I don’t think we are sufficiently conceiving how sinister that is. That the world’s largest communication provider is willfully sabotaging a people’s initiative to gather funds for solar panels to power the pediatric wing of a half-destroyed hospital in a war zone.
So I am actually extremely grateful that Substack is so far refusing to play Thought Police, if indeed they are. I hope they stick to their guns. Yes, some people write shitty things, yes some people might copy a part of your article to parody it and tell you they think you’re wrong, yes people will have takes that will irritate you, provoke you, disturb you or infuriate you. The block button is your friend.
It’s not ideal, but still better than a visit from Thinkpol.

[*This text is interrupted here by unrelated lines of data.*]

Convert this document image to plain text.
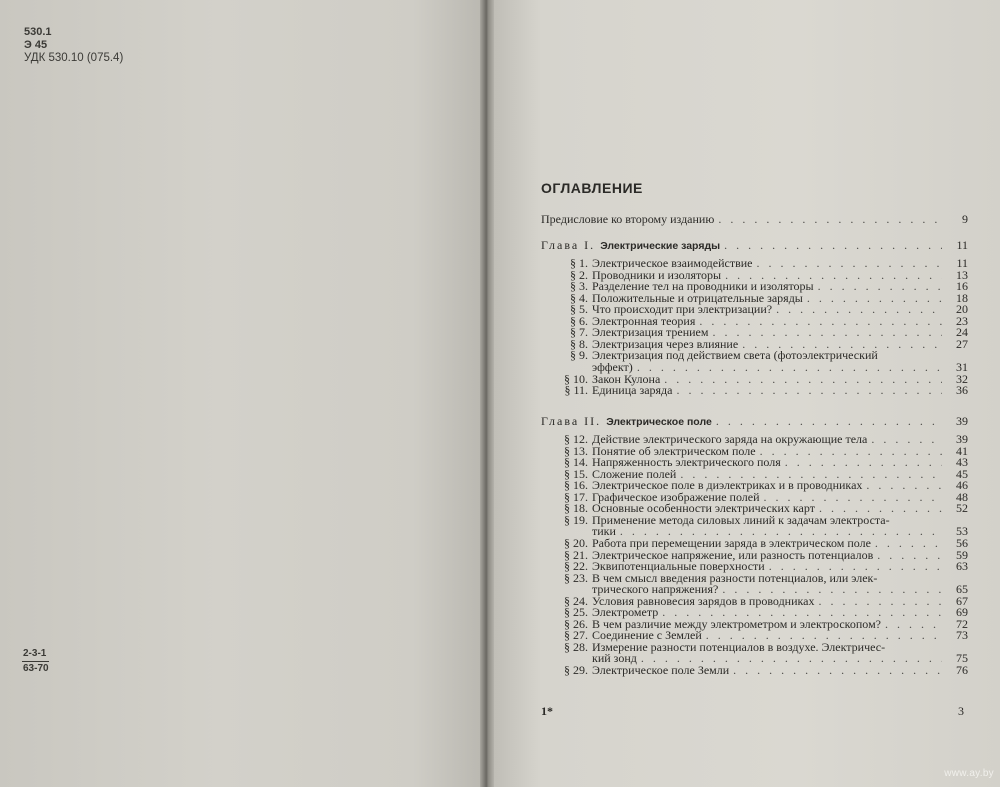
530.1
Э 45
УДК 530.10 (075.4)
$\frac{2-3-1}{63-70}$
ОГЛАВЛЕНИЕ
Предисловие ко второму изданию . . .	9
Глава I. Электрические заряды . . .	11
§ 1. Электрическое взаимодействие . . .	11
§ 2. Проводники и изоляторы . . .	13
§ 3. Разделение тел на проводники и изоляторы . . .	16
§ 4. Положительные и отрицательные заряды . . .	18
§ 5. Что происходит при электризации? . . .	20
§ 6. Электронная теория . . .	23
§ 7. Электризация трением . . .	24
§ 8. Электризация через влияние . . .	27
§ 9. Электризация под действием света (фотоэлектрический
эффект) . . .	31
§ 10. Закон Кулона . . .	32
§ 11. Единица заряда . . .	36
Глава II. Электрическое поле . . .	39
§ 12. Действие электрического заряда на окружающие тела . . .	39
§ 13. Понятие об электрическом поле . . .	41
§ 14. Напряженность электрического поля . . .	43
§ 15. Сложение полей . . .	45
§ 16. Электрическое поле в диэлектриках и в проводниках . . .	46
§ 17. Графическое изображение полей . . .	48
§ 18. Основные особенности электрических карт . . .	52
§ 19. Применение метода силовых линий к задачам электроста-
тики . . .	53
§ 20. Работа при перемещении заряда в электрическом поле . . .	56
§ 21. Электрическое напряжение, или разность потенциалов . . .	59
§ 22. Эквипотенциальные поверхности . . .	63
§ 23. В чем смысл введения разности потенциалов, или элек-
трического напряжения? . . .	65
§ 24. Условия равновесия зарядов в проводниках . . .	67
§ 25. Электрометр . . .	69
§ 26. В чем различие между электрометром и электроскопом? . . .	72
§ 27. Соединение с Землей . . .	73
§ 28. Измерение разности потенциалов в воздухе. Электричес-
кий зонд . . .	75
§ 29. Электрическое поле Земли . . .	76
1*	3
www.ay.by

Free speech is something I've done a full 180 on over the last five years or so. Your basic point is THE basic point- who gets to decide? That's a problem that can't be solved easily, if at all. Underlying the suppressive impulse is the (in my view) extremely fallacious premise that people need to be 'educated'- and if they are sufficiently educated, they will of course think exactly like you think, on every issue... Well, that's just insulting. Who made you God? Sure, argue your corner. Let's have it out. That's philosophy, or the marketplace of ideas. That's how thinking gets sharpened up.
Thank God for Substack- they get this.
I agree, to a degree, with your premise. However, I'm uncomfortable treating this subject as a binary. The universe in which we consider "freedom of speech" vs. "censorship" is almost never clearly defined in these discussions, and there are myriad ways that people assume, interpret, or define the scope and intent of the argument. In the US we have the 1st ammendment; I can't speak to similar or comparative rules in other countries because I don't know enough about them. Then, we have social media, with each platform both creating its own rules and complying with (or challenging) the laws of countries where they operate. Then we have both legacy media and newer media formats that don't fall neatly into "media" or "social media" categories, such as podcasts, where the rules vary widely, depending on who/what finances creation, distribution, and publication. Then we have all the other ways humans communicate their ideas, ranging from 1-on-1 conversations to huge publicly staged events.
And then, we can't forget about the effed up ways that "free speech" can be warped out of context, such as SCOTUS ruling that corporations are people, and spending money on political campaigns is "speech."
This last example points to how even defining what censorship is can be tricky. Is it really censorship to not allow the largest, most powerful financial entities in the world to contribute as much money as they want to their favorite politicians?
From this point, we get to another tricky question: at what point does allowing a powerful entity to say whatever it wants drown out (effectively censoring) less powerful people or entities?
Then, there is the question of caveats. You have included a few here, eg, actual threats of harm. So who gets to decide how those caveats are defined? Who decides what is stochastic terrorism, as opposed to mean trash talk? And how does who the target of a threat is impact the assessment of the realistic determination of whether a threat is just mean, or actually dangerous?
None of these questions can be answered by deciding yes/no. Free speech had always, always had at least some level of caveat applied, and it is our job to figure out not if, but in what way, and how much, are we going to insist on and define those caveats.